Green light for test-carrying drones for NHS

The UK Space Agency has backed a healthcare drone start-up founded by NHS staff, to help in the response to coronavirus.

As part of the NHS Clinical Entrepreneur Programme, drone company Apian aims to establish a network of secure air corridors for electric drones to navigate via satellite-enabled GPS, allowing drones to carry coronavirus samples, test-kits and PPE.

According to the organisation, this will avoid courier call-out waiting times, free-up NHS staff, reduce unnecessary physical contact and minimise the risk of secondary transmission of the virus.

The project will be based at Broomfield Hospital, part of Mid and South Essex NHS Foundation Trust and will be supported by the local Anglia Ruskin University as the academic partner. Befittingly, the hospital stands on a WW1 Royal Flying Corps Airfield.

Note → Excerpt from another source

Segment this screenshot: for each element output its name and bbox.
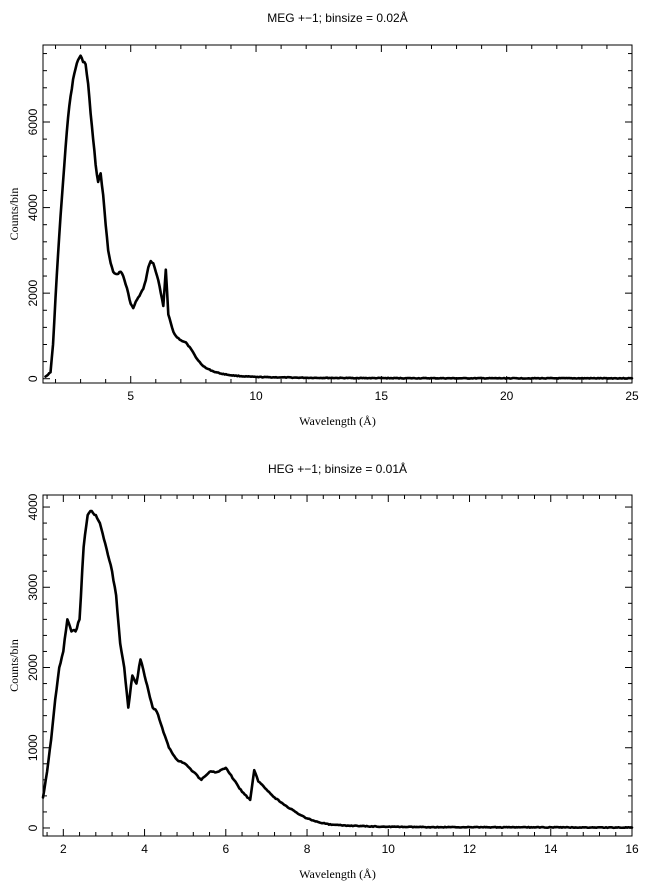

Apian is one of three new projects using space-enabled technologies and services to support the NHS in the ongoing battle against the virus. The UK Space Agency is also backing DriverNet – a mobile app that will use satellite technology to provide access to more affordable community transport for people wishing to go to and from coronavirus are providers, and those looking to participate in community sport.

By using artificial intelligence to batch patients by their ‘geolocation’ – their mobile phone location triangulated by satellites – and encouraging transport sharing, costs and miles could be cut by half. This could also help reduce the 15 million missed NHS appointments each year.

The government is also backing the delivery of a remote platform for Earth Observation learning. The collaboration, led by the University of Edinburgh, builds on the Earth Blox (Quosient Ltd.) cloud-based software for harnessing planetary-scale satellite-intelligence.

The collaboration will provide distance learning support to students who would have been studying Earth Observation science. Earth Observation students will be our next generation of climate change specialists, weather forecasters and digital pioneers.

Science Minister Amanda Solloway said: “The efforts of the UK’s space sector to support our incredible NHS during the Covid-19 pandemic have been truly inspirational. The projects we are backing today are fantastic examples of how our leading space scientists are supporting those directly on the frontline to help prevent the spread of coronavirus.”

The projects – set to receive £1.3 million of funding – have been selected as part of a joint initiative between the UK Space Agency and the European Space Agency.